Nepse felt the necessity for a market maker as a few big invest-ors
have been dictating the market’s direction which has ruined smaller
investors. Nepse has been working to remove the influence of a few
investors by asking listed companies to inform it first about decisions
that might affect their share prices.
Efforts to give a separate window at Nepse is one of the reform
measures being taken by the secondary market. It has already moved ahead
with the plan to provide bulk trading facility (BTF) for transactions
of 10,000 shares or more. Nepse has been holding discussions on this
issue with the stakeholders.
Thapaliya said that after the creation of a place for market makers,
institutions like the Citizen Investment Trust (CIT) could get involved
in this role. The government had asked the CIT to act as a market maker
when the capital market hit rock bottom two years ago.
A committee formed by the CIT and led by Nawaraj Adhikari, an official
of the Securities Board of Nepal (Sebon), had recommended mobilizing a
fund of Rs 4 billion to enable it do its job of stabilizing the market.
The committee had also said that an independent and autonomous unit
should be formed within the CIT to function as market maker. The Finance
Ministry and other government entities including the Employees’
Provident Fund, CIT, Insurance Board, Rastriya Beema Sansthan, Nepal
Telecom and Sebon had pledged to contribute to the fund.
The committee has advised the CIT to purchase securities of companies
with a good net worth and high earning per share in order to minimise
losses.
In the changed context with the market in a bullish mood, the CIT has
felt the need for some mechanism where its investment would not be
wasted. “There might be manipulation of the stock market by some big
players when we try to buy or sell stocks,” said a CIT official. “It
will be a risky investment, and there is concern that anti-graft bodies
like the Commission for Investigation of Abuse of Authority may take
action against bad investment decisions.”
However, another senior CIT official Sushil Aryal said that the issue
of being a market maker was under discussion at the CIT board currently.
To become a market maker, there is a long procedure which should be
followed as per the Securities Businessperson (Stock Broker, Securities
Dealer and Market Maker) Regulations 2008.
The procedure is similar to what stock brokers are required to follow
as per Sebon rules.
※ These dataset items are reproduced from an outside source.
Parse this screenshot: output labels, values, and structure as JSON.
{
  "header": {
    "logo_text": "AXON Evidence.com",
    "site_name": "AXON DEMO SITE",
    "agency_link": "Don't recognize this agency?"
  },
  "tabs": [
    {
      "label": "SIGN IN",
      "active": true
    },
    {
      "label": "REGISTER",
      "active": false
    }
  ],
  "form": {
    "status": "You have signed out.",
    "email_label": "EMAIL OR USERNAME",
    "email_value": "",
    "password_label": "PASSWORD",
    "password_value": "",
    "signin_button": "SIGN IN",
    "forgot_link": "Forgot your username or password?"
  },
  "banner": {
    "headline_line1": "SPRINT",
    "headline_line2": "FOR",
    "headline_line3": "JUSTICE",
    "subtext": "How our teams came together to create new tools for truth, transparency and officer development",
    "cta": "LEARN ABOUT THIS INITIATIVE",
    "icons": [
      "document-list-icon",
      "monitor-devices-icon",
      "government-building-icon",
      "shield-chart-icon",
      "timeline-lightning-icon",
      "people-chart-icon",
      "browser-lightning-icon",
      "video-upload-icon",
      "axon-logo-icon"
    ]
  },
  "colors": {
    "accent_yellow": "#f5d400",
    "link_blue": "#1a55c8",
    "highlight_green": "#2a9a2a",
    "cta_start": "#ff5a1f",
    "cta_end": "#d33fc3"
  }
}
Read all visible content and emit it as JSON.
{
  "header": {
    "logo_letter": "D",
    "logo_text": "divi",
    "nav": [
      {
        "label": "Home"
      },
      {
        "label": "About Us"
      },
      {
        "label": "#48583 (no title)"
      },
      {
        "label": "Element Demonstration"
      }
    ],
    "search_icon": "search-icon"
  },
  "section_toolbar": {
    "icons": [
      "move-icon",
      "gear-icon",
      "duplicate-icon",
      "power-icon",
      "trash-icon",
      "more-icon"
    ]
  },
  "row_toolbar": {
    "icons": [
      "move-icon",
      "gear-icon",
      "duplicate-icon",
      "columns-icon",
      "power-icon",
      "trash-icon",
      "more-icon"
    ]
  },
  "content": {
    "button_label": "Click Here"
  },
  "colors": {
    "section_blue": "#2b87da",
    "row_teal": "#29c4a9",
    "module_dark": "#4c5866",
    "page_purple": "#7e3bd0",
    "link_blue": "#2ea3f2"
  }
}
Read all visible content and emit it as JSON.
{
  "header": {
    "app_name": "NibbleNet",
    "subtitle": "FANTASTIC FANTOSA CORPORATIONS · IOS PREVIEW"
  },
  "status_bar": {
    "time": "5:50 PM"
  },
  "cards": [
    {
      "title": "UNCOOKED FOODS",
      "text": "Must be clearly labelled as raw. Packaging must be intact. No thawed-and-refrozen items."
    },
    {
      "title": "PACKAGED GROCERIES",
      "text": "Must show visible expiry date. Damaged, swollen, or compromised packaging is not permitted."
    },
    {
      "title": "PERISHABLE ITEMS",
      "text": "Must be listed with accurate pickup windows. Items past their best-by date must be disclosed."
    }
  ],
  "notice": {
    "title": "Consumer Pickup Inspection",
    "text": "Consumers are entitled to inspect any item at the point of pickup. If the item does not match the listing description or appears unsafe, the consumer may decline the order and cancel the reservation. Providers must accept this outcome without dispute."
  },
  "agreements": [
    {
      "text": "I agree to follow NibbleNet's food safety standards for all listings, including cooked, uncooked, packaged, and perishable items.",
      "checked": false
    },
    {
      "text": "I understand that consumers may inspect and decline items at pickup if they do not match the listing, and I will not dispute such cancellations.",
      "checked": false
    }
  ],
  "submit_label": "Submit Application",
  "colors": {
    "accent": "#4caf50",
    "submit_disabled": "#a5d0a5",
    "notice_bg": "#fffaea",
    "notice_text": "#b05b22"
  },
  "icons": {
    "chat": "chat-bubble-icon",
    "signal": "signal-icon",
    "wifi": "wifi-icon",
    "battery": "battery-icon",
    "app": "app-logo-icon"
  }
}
According to the regulation, prospective market
makers have to pay Rs 8,000 as application fee, Rs 60,000 as licence fee
and Rs 40,000 as annual fee.
As per the regulation, market makers can purchase and sell securities
on their own account. They can quote the buying and selling prices of
securities and purchase and sell them on their own account as market
maker. They can also get engaged in the work of underwriting securities.
Banks and financial institutions can work as market makers by creating
subsidiary institutions, according to the regulation.